McFee looked at Littner. “Maybe you better stick close. Some’dy might take a notion.” Littner nodded.
McFee shut the door.
Melrose’s face was yellow and wet. “What’s your proposition?”
14
The room had a secretive intimacy that affronted the uncomplicated McFee, but he marched his somber eyes around it. The washroom door stood ajar. It had been shut when McFee had looked in through the window. His eyes dwelt on it a moment. Then he dug out the “Mr. Inside” notes and handed them to Melrose. “Take a look at these.”
Melrose said thickly, “Would my boys have been tailing you all day, if I had that file here?”
“Sure you haven’t got it here, Sam?”
“What you mean?”
McFee said slowly, “Littner and Roy are here to look for it. It’ll make a swell story—if they find it in this room—A swell story, Sam—”
Comprehending, Melrose yelled, “You planted that file here! You and that readheaded tramp—What you done with it?” He dropped his hand into his jacket pocket. He pushed his face into McFee’s, said in a low tone, “You find that file quick, or take it in the belly.”
“Littner’s out there, Sam.”
Melrose breathed hard. He took his hand out of his pocket. He wiped sweat out of his eyes, rubbed his palms together. “I’ll bust you for this, McFee.” His eyes slid desperately around the room—chairs, desk, washroom, carpet.

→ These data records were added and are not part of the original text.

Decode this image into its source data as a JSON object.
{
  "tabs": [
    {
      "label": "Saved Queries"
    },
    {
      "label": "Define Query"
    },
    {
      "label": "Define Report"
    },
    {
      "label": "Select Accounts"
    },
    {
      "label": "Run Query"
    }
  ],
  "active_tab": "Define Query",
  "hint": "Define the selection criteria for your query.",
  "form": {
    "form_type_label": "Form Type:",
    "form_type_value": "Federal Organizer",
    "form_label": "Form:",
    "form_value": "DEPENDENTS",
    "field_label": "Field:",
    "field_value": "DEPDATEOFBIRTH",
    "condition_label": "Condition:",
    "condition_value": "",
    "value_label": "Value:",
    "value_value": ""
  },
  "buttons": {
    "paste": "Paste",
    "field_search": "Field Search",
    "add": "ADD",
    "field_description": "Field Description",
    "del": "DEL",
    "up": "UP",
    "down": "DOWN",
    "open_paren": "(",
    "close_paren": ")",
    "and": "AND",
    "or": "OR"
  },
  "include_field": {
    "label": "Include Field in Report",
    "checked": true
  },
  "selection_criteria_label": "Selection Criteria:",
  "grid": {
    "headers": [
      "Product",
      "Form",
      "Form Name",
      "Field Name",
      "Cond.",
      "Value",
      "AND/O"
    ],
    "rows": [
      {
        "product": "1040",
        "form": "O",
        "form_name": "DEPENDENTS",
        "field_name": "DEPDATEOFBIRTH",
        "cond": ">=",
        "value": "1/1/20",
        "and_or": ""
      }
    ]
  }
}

McFee said, “Sit tight, Sam, or I’ll call Littner.”
Melrose began to walk the floor. He stopped abruptly, came to grips with himself. “Let ‘em find it,” he said huskily. “I can beat the rap.”
“Think so?” McFee chewed a finger nail. “Damon wasn’t so much, but O’Day was his mother. Nob’dy knew it until today. The old girl had about a million friends in this town and all of ‘em are beginning to feel sorry for her. You know what people are when they begin feeling sorry. Think you got enough drag to beat the Damon-O’Day-Shelldon combination?”